L’acqua manca da oltre un anno e mezzo. In questi giorni per via degli scontri e dei cecchini si è parlato di famiglie che si sono trovate a non potersela procurare neanche dai punti di distribuzione allestiti. Rivivendo, come nell’aprile dell’anno scorso, un secondo assedio nelle loro case dentro l’assedio del loro campo.

Secondo fonti locali, nella notte del 12 aprile delle case nel campo sono state bruciate. C’è chi come il Gruppo d’azione ne attribuisce la responsabilità all’uso di molotov da parte dell’Isis e chi dice che anche al Nusra ne ha bruciate. Non ho modo di entrare nello specifico delle responsabilità per verificarle.

Le fiamme della notte scorsa hanno lasciato un segno profondo nelle coscienze degli abitanti di Yarmuk dentro e fuori il campo. Tanto da lanciare la campagna: “Il campo di Yarmuk viene bruciato”.

Un attivista fuori dal campo, A., ha scritto in questo senso uno sfogo: “Hanno bruciato la gente della casa. E ora stanno bruciando la casa. Tutti loro hanno preso parte al rogo del campo. E tutti loro hanno partecipato al dare fuoco a noi e a tutto ciò che fa parte della nostra vita”.

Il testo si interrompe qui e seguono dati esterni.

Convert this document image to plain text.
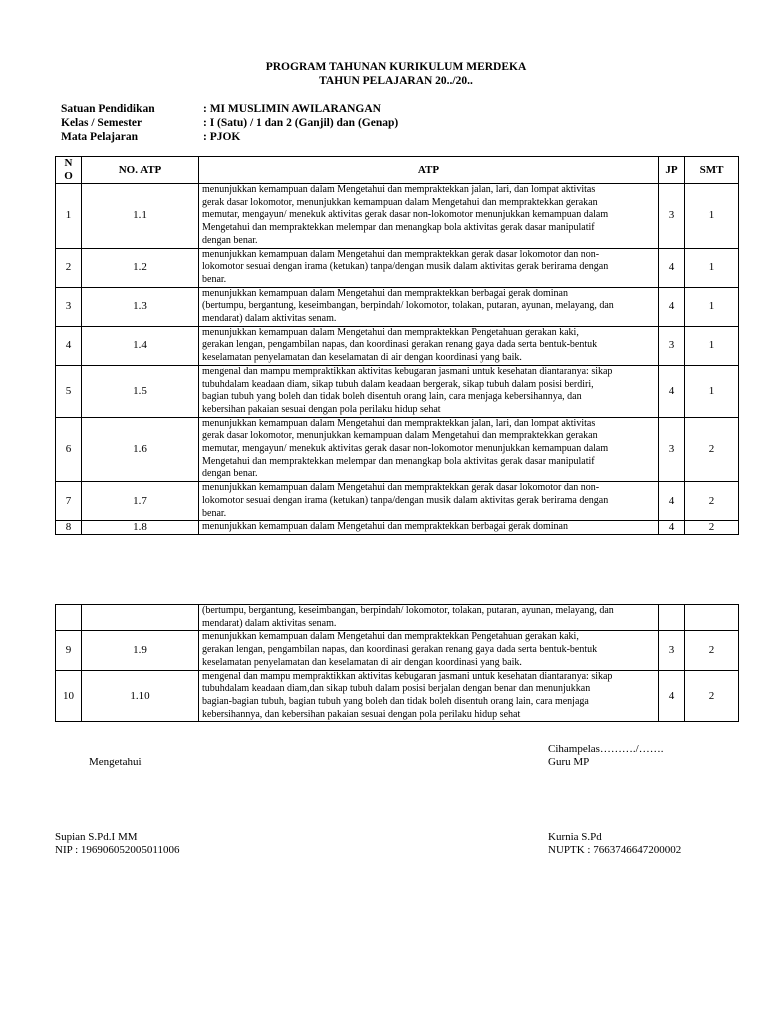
PROGRAM TAHUNAN KURIKULUM MERDEKA
TAHUN PELAJARAN 20../20..
Satuan Pendidikan	: MI MUSLIMIN AWILARANGAN
Kelas / Semester	: I (Satu) / 1 dan 2 (Ganjil) dan (Genap)
Mata Pelajaran	: PJOK
N
O	NO. ATP	ATP	JP	SMT
1	1.1	menunjukkan kemampuan dalam Mengetahui dan mempraktekkan jalan, lari, dan lompat aktivitas
gerak dasar lokomotor, menunjukkan kemampuan dalam Mengetahui dan mempraktekkan gerakan
memutar, mengayun/ menekuk aktivitas gerak dasar non-lokomotor menunjukkan kemampuan dalam
Mengetahui dan mempraktekkan melempar dan menangkap bola aktivitas gerak dasar manipulatif
dengan benar.	3	1
2	1.2	menunjukkan kemampuan dalam Mengetahui dan mempraktekkan gerak dasar lokomotor dan non-
lokomotor sesuai dengan irama (ketukan) tanpa/dengan musik dalam aktivitas gerak berirama dengan
benar.	4	1
3	1.3	menunjukkan kemampuan dalam Mengetahui dan mempraktekkan berbagai gerak dominan
(bertumpu, bergantung, keseimbangan, berpindah/ lokomotor, tolakan, putaran, ayunan, melayang, dan
mendarat) dalam aktivitas senam.	4	1
4	1.4	menunjukkan kemampuan dalam Mengetahui dan mempraktekkan Pengetahuan gerakan kaki,
gerakan lengan, pengambilan napas, dan koordinasi gerakan renang gaya dada serta bentuk-bentuk
keselamatan penyelamatan dan keselamatan di air dengan koordinasi yang baik.	3	1
5	1.5	mengenal dan mampu mempraktikkan aktivitas kebugaran jasmani untuk kesehatan diantaranya: sikap
tubuhdalam keadaan diam, sikap tubuh dalam keadaan bergerak, sikap tubuh dalam posisi berdiri,
bagian tubuh yang boleh dan tidak boleh disentuh orang lain, cara menjaga kebersihannya, dan
kebersihan pakaian sesuai dengan pola perilaku hidup sehat	4	1
6	1.6	menunjukkan kemampuan dalam Mengetahui dan mempraktekkan jalan, lari, dan lompat aktivitas
gerak dasar lokomotor, menunjukkan kemampuan dalam Mengetahui dan mempraktekkan gerakan
memutar, mengayun/ menekuk aktivitas gerak dasar non-lokomotor menunjukkan kemampuan dalam
Mengetahui dan mempraktekkan melempar dan menangkap bola aktivitas gerak dasar manipulatif
dengan benar.	3	2
7	1.7	menunjukkan kemampuan dalam Mengetahui dan mempraktekkan gerak dasar lokomotor dan non-
lokomotor sesuai dengan irama (ketukan) tanpa/dengan musik dalam aktivitas gerak berirama dengan
benar.	4	2
8	1.8	menunjukkan kemampuan dalam Mengetahui dan mempraktekkan berbagai gerak dominan	4	2

		(bertumpu, bergantung, keseimbangan, berpindah/ lokomotor, tolakan, putaran, ayunan, melayang, dan
mendarat) dalam aktivitas senam.		

9	1.9	menunjukkan kemampuan dalam Mengetahui dan mempraktekkan Pengetahuan gerakan kaki,
gerakan lengan, pengambilan napas, dan koordinasi gerakan renang gaya dada serta bentuk-bentuk
keselamatan penyelamatan dan keselamatan di air dengan koordinasi yang baik.	3	2
10	1.10	mengenal dan mampu mempraktikkan aktivitas kebugaran jasmani untuk kesehatan diantaranya: sikap
tubuhdalam keadaan diam,dan sikap tubuh dalam posisi berjalan dengan benar dan menunjukkan
bagian-bagian tubuh, bagian tubuh yang boleh dan tidak boleh disentuh orang lain, cara menjaga
kebersihannya, dan kebersihan pakaian sesuai dengan pola perilaku hidup sehat	4	2
Mengetahui
Cihampelas………./…….
Guru MP
Supian S.Pd.I MM
NIP : 196906052005011006
Kurnia S.Pd
NUPTK : 7663746647200002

Oggi, 13 aprile, il Gruppo d’azione ha lanciato un appello per scongiurare l’ennesima catastrofe umanitaria, in cui chiede:

- il tempestivo intervento di tutte le parti per fermare i combattimenti, considerare i civili come neutrali ed evacuarli in zone più sicure all’interno del campo;

- la fine dell’assedio di Yarmuk e l’accesso di aiuti e personale medico e umanitario perché offrano assistenza immediata ai rifugiati nel campo;

- l’intervento del governo siriano e dell’Olp perché salvino ciò che resta del campo;

- che le parti in conflitto rispettino le regole della guerra e applichino i trattati e gli accordi internazionali che richiedono la protezione dei civili nelle zone colpite da conflitti armati;

- l’attivarsi dell’Unrwa e della comunità internazionale perché compiano il proprio dovere verso i rifugiati palestinesi in Siria;

- l’interazione tra le fondazioni della società civile e le organizzazioni per i diritti umani e i media rispetto a quanto sta succedendo nel campo, perché gettino una luce sulla tragedia dei rifugiati al suo interno per mostrare la verità della situazione umanitaria.

Forse c’è chi guarda al campo e vede parti in conflitto. Io vedo le famiglie di cui da lontano registro ogni giorno le storie. La vita. Che siano oggi tra i 3 e i 5 mila civili, e non più 18 mila, non 30 mila, non 150 mila, anche tra quelle poche migliaia ognuna delle loro storie è diventata una parte di me. Una parte di me è sotto doppio assedio. Una parte di me è andata in fiamme con le case. Una parte di me vive perché Yarmuk vive. E farà ancora una volta di tutto per continuare a vivere.